Some disabled students to be held to different standards
Thursday, Dec. 4, 2003 | 11:20 a.m.
SUN STAFF AND WIRE REPORTS
WASHINGTON -- Education Department officials have decided children with the most severe learning problems can be held to a different academic standard than their peers -- a move that will ease pressure on schools struggling to make yearly progress.
The new department rule to be announced within days would affect a limited number of students deemed to have "significant cognitive disabilities" by their states. It would allow those students to be tested against standards appropriate for their intellectual development. More significantly, those scores would be counted as part of their school's performance.
Currently, students who take tests based on different standards can't be considered "proficient." This penalizes schools as they add up yearly achievement, which is critical because schools that receive federal aid for the poor, but fail to make adequate yearly progress, face increasing sanctions from the government.
Many schools have failed to make annual progress because disabled students didn't score high enough on tests or because too few of those students participated.
In the Clark County School District, where more than half of the 277 schools tested last year failed to show the "adequate yearly progress" demanded by the federal No Child Left Behind Act, the new special education standards were hailed.
"Maybe somebody woke up," said Assemblywoman Chris Giunchigliani, D-Las Vegas, a special education teacher in Clark County for 23 years who has been critical of the standards. "It sounds like this is an acknowledgement from the federal government that students with disabilities may learn in a different way, and at a different pace, than their mainstream peers."
Bob Miller Middle School in Henderson, which has typically posted some of the highest overall test scores in the county, wound up on the state's "watch list" this fall because of low test scores by a single student subgroup -- special education.
Miller offers an intensive program for children with severe learning disabilities to provide them with the least-restrictive environment in a neighborhood school setting, Principal Tam Larnerd said.
"I have no problem holding general education students to the same line, and making that line as high as possible," Larnerd said this morning. "However, not all kids are the same and there are some with special needs that should be considered when assessing their progress."
Some school associates went on the defensive when told Miller had been put on the watch list, Larnerd said. But in the long run it will probably have the intended effect, Larnerd said.
"There are no more invisible students," Larnerd said. "Bob Miller has great test scores, but when you break down that data, not every individual part is stellar. If we need to look at every special education student's (learning plan) and figure out what's lacking to get them to where they need to be, that's exactly what we'll do."
Gloria Dopf, director of special education and school improvement for the Nevada Education Department, said the revision is good news.
"It's more fair, and it keeps within the spirit of the law," Dopf said. "You want to have progress and expectations of growth for all youngsters, but some of our students are in special education because of deficits in the very skills proficiency tests are measuring."
There are a handful of schools in the state -- such as Miller -- that are on the watch list solely because of low scores by special education students. Dozens of campuses failed to show proficiency in several areas, including special education.
"We were hearing fears about there being a stigma of special education students as the ones who were responsible for a school not making (adequate yearly progress)," Dopf said. "That can't help the perception of special education or those students' relationships with the overall school population."
How soon the revision will have an effect in Nevada isn't known. It may be too late to change the next round of statewide testing in the spring, Dopf said.
Ross Wiener, policy director for the advocacy group, The Education Trust, said the rule will offer clarity and put more focus on raising achievement.
"That's important, because then you get into the hard work of, how do we do it?" he said. "That's the real challenge."

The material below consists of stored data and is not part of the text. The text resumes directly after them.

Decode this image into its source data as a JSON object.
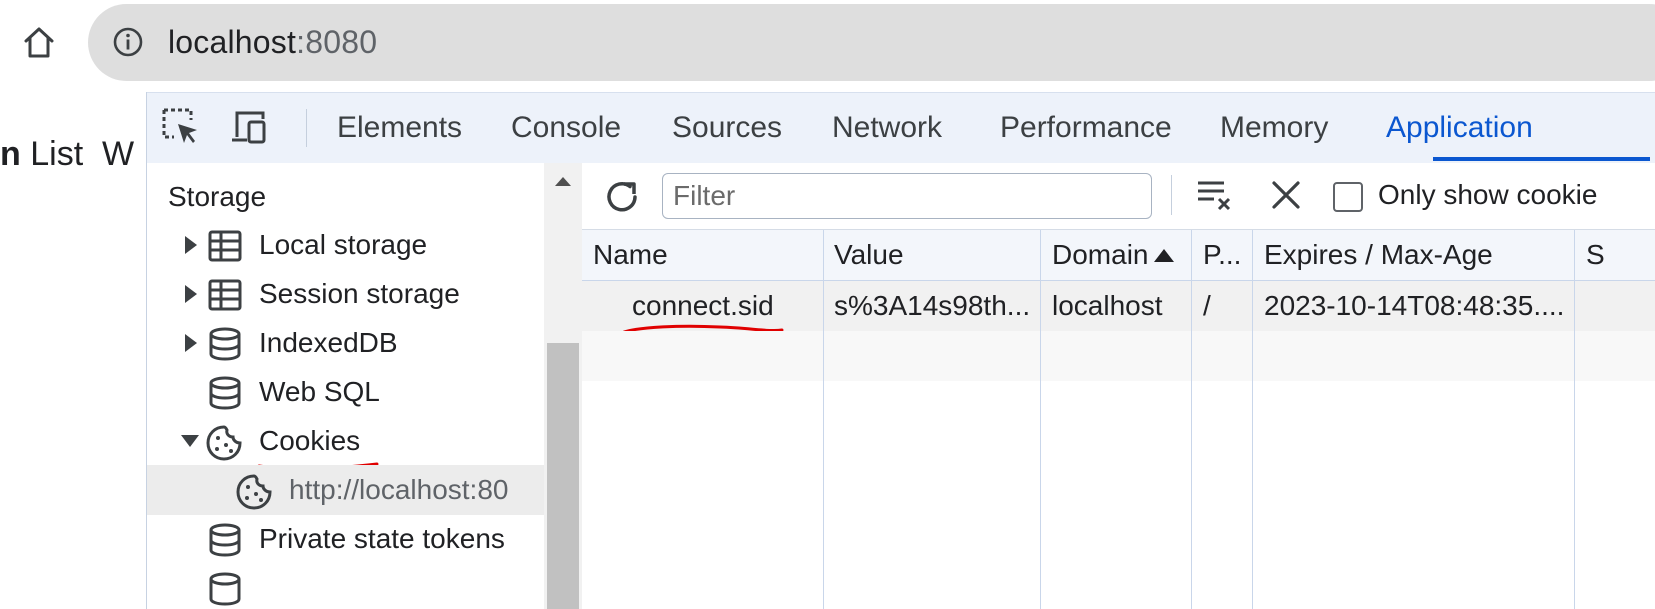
{
  "browser": {
    "url_host": "localhost",
    "url_port": ":8080"
  },
  "page": {
    "bold_char": "n",
    "text_after": " List  W"
  },
  "devtools": {
    "tabs": [
      {
        "label": "Elements"
      },
      {
        "label": "Console"
      },
      {
        "label": "Sources"
      },
      {
        "label": "Network"
      },
      {
        "label": "Performance"
      },
      {
        "label": "Memory"
      },
      {
        "label": "Application",
        "active": true
      }
    ],
    "sidebar": {
      "section_title": "Storage",
      "items": [
        {
          "label": "Local storage",
          "icon": "table-icon",
          "expanded": false
        },
        {
          "label": "Session storage",
          "icon": "table-icon",
          "expanded": false
        },
        {
          "label": "IndexedDB",
          "icon": "database-icon",
          "expanded": false
        },
        {
          "label": "Web SQL",
          "icon": "database-icon"
        },
        {
          "label": "Cookies",
          "icon": "cookie-icon",
          "expanded": true
        },
        {
          "label": "http://localhost:80",
          "icon": "cookie-icon",
          "selected": true
        },
        {
          "label": "Private state tokens",
          "icon": "database-icon"
        }
      ]
    },
    "toolbar": {
      "filter_placeholder": "Filter",
      "only_show_label": "Only show cookie"
    },
    "table": {
      "columns": [
        "Name",
        "Value",
        "Domain",
        "P...",
        "Expires / Max-Age",
        "S"
      ],
      "sort_column": "Domain",
      "rows": [
        {
          "name": "connect.sid",
          "value": "s%3A14s98th...",
          "domain": "localhost",
          "path": "/",
          "expires": "2023-10-14T08:48:35...."
        }
      ]
    },
    "annotation_color": "#e00000",
    "accent_color": "#0b57d0"
  }
}
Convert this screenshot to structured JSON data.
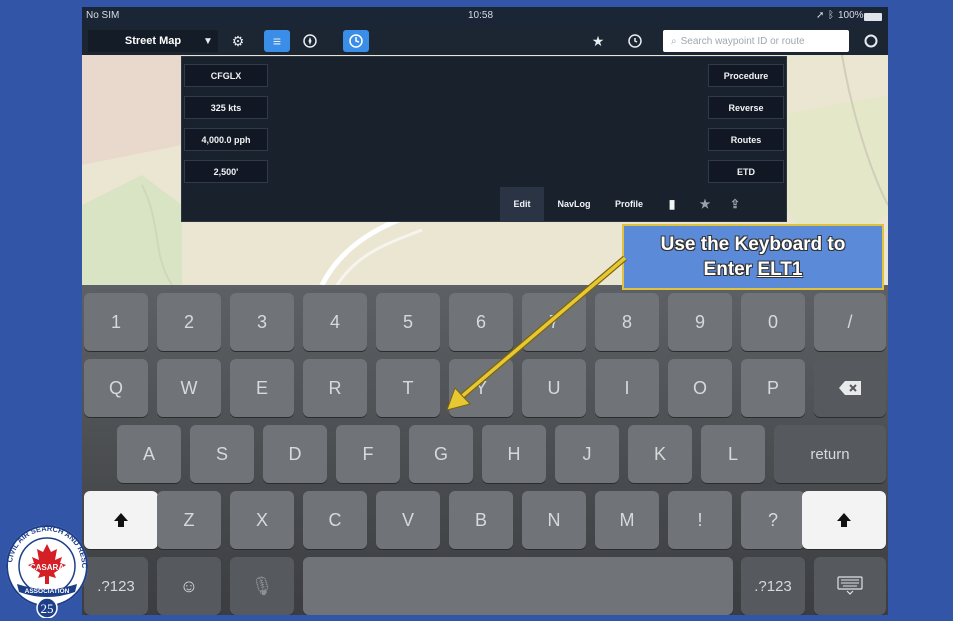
{
  "status_bar": {
    "carrier": "No SIM",
    "time": "10:58",
    "battery": "100%"
  },
  "toolbar": {
    "layer": "Street Map",
    "search_placeholder": "Search waypoint ID or route"
  },
  "flight_plan": {
    "left_fields": [
      "CFGLX",
      "325 kts",
      "4,000.0 pph",
      "2,500'"
    ],
    "right_buttons": [
      "Procedure",
      "Reverse",
      "Routes",
      "ETD"
    ],
    "tabs": [
      "Edit",
      "NavLog",
      "Profile"
    ]
  },
  "keyboard": {
    "row1": [
      "1",
      "2",
      "3",
      "4",
      "5",
      "6",
      "7",
      "8",
      "9",
      "0",
      "/"
    ],
    "row2": [
      "Q",
      "W",
      "E",
      "R",
      "T",
      "Y",
      "U",
      "I",
      "O",
      "P"
    ],
    "row3": [
      "A",
      "S",
      "D",
      "F",
      "G",
      "H",
      "J",
      "K",
      "L"
    ],
    "return_label": "return",
    "row4": [
      "Z",
      "X",
      "C",
      "V",
      "B",
      "N",
      "M",
      "!",
      "?"
    ],
    "numbers_label": ".?123"
  },
  "callout": {
    "line1": "Use the Keyboard to",
    "line2_prefix": "Enter ",
    "line2_code": "ELT1"
  },
  "logo": {
    "top_text": "CIVIL AIR SEARCH AND RESCUE",
    "center_text": "CASARA",
    "bottom_text": "ASSOCIATION",
    "number": "25"
  },
  "colors": {
    "slide_bg": "#3355a8",
    "callout_bg": "#5b8bd8",
    "callout_border": "#e0c23c",
    "active_button": "#3a8ee8"
  },
  "icons": [
    "gear-icon",
    "list-icon",
    "compass-icon",
    "clock-icon",
    "star-icon",
    "history-icon",
    "search-icon",
    "sync-icon",
    "briefcase-icon",
    "share-icon",
    "shift-icon",
    "backspace-icon",
    "emoji-icon",
    "mic-icon",
    "hide-keyboard-icon"
  ]
}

Education Department officials said they tried to find balance, recognizing the call for different standards in limited cases without eroding school accountability for all students.
The rule does not spell out which children meet the definition of having a significant cognitive disability, leaving that to the states with some narrow limits. The plan also requires that any alternative standards for students must be tied to state academic content.
State leaders and education groups negotiated with department officials for months on the language, part of a long-standing, complex debate over how to fairly test disabled children.
"Schools around the country will not be identified by their states as 'needing improvement' if their students with the most significant disabilities are unable to take the same tests as their peers," Education Secretary Rod Paige said. He said the rule also "protects children with disabilities from being wrongly excluded from accountability systems that provide valuable information to parents and educators."
The rule targets kids with the most severe learning problems who are required to take tests in their grades. It would affect only 1 percent of students at the state and school district levels. That's about 10 percent of all special education students.
States could appeal for a higher amount. Other children could take alternative tests, as they can now, but they would still be held to the same grade-level standards as other students.
James Wendorf, executive director of the National Center for Learning Disabilities, generally embraced the rules. He said concerns raised about children's performance in special education should put additional focus on basic quality of education.
By 2005-06, all states must test students in grades three though eight in math and reading annually and at least once during high school. The law also requires a science test at least once in elementary, middle and high school by 2007-08. The goal is to ensure all children are proficient in reading and math by 2014.
Sun reporter
Emily Richmond and the Associated Press contributed to this story.